I believe it is on borden lake. I was looking at going the last week in july or first of aug. so the fishing was pretty good? I would imagine that the water would be as warm as it will get and fish should be pretty active.


----------



## stickman1978 (Sep 15, 2011)

We only had one bad year up there. It was after a 3 day hot spell, 90-100 degree heat, very unseasonal for them up there. 

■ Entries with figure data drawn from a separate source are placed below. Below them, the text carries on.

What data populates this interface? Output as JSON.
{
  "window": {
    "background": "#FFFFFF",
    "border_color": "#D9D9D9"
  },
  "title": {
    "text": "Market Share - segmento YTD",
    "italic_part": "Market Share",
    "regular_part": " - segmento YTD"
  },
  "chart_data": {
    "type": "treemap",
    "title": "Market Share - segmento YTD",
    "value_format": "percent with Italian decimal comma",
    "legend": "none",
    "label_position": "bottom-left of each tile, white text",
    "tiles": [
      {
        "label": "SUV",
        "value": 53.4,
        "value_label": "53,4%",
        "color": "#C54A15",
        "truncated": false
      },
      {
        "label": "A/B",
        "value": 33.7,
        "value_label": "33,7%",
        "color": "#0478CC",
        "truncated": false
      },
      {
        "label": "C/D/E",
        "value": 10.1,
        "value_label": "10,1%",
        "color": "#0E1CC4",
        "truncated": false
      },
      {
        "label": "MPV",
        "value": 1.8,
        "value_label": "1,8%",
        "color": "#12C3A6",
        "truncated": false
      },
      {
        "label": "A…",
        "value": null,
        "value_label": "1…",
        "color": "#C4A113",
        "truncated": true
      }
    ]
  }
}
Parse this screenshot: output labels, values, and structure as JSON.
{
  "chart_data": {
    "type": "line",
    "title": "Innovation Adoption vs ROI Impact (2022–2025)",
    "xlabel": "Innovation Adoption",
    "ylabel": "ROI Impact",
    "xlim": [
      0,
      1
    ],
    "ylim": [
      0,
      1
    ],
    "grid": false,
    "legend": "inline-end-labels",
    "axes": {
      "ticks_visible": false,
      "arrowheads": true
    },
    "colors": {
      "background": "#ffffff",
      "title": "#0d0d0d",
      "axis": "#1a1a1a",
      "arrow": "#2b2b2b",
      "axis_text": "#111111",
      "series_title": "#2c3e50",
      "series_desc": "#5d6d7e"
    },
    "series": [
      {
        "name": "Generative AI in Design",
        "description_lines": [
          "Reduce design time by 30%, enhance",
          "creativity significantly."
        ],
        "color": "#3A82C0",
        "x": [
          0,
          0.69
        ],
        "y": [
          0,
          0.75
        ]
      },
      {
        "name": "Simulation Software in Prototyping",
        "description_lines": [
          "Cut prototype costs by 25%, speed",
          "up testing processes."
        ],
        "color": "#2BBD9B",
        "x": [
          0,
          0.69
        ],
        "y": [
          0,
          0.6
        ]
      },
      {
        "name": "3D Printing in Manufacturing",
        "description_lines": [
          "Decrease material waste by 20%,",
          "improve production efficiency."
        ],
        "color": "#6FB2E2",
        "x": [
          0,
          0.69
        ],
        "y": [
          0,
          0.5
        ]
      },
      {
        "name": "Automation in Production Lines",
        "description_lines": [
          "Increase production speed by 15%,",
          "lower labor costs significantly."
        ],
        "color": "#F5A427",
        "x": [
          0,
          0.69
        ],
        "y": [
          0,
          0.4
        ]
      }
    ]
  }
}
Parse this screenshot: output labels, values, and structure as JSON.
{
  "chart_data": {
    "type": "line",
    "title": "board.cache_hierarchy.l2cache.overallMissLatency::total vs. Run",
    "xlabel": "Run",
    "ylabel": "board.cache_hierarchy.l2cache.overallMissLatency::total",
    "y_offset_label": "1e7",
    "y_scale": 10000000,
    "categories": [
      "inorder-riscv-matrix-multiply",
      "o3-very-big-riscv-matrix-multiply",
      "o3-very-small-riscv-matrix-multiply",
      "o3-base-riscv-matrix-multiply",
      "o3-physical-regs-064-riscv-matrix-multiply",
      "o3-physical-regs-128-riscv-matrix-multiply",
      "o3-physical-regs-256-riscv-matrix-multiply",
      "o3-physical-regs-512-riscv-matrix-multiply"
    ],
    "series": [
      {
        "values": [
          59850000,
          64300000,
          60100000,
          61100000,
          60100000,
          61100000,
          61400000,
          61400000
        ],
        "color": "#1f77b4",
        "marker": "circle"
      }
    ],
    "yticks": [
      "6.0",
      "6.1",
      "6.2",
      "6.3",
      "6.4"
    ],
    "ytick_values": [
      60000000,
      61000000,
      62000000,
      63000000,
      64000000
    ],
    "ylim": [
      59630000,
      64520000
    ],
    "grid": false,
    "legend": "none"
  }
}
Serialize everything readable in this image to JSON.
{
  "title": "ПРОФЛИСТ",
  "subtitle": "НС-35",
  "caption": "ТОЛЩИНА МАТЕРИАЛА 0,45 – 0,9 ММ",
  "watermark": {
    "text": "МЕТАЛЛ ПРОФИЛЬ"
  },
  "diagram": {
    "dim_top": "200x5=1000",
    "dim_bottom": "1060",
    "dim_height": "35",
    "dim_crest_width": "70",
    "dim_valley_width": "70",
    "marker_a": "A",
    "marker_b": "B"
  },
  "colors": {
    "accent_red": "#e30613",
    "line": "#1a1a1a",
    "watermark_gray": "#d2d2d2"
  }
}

Walleye usually found them on the deeper side of weed beds. 15-20 fow was the best bet. Pike were usually right up in the weeds chasing perch. Fishing was overall good, some great days, and depended alot on the weather. If you get a good stable weather pattern, no extremes seemed to be the best.


----------



## mipete (Mar 26, 2002)

well that sounds good. not looking for a lot of wall hangers just steady fishing action. did you catch any perch? I wouldn't mind bringing home 100 decent perch. when you were there how many boats were out. it looks like a pretty big lodge.


----------



## stickman1978 (Sep 15, 2011)

Yes, have done pretty well on the perch. Haven't actually fished Borden. Fished Ivanhoe to the North and Highbrush to the West. You see a few boats on most lakes that are drive in but there is more than enough water that you will never feel crowded. If this is your first trip and you want to talk PM me and I will give you my # to talk if you'd like.


----------



## mipete (Mar 26, 2002)

pm sent


----------



## frenchriver1 (Jul 5, 2005)

mipete said:


> well that sounds good. not looking for a lot of wall hangers just steady fishing action. did you catch any perch? I wouldn't mind bringing home 100 decent perch. when you were there how many boats were out. it looks like a pretty big lodge.



Check the regs on bringing home fish as to the exact legal number...


Don't forget the passport or enhanced license...


----------



## perchjumbo (Mar 29, 2013)

How about trying the Golden Route Lodge on Sidburned Lake. There are 3 lakes joined by water...walleye, northern pike and jumbo perch...you won't be disappointed.!!!


----------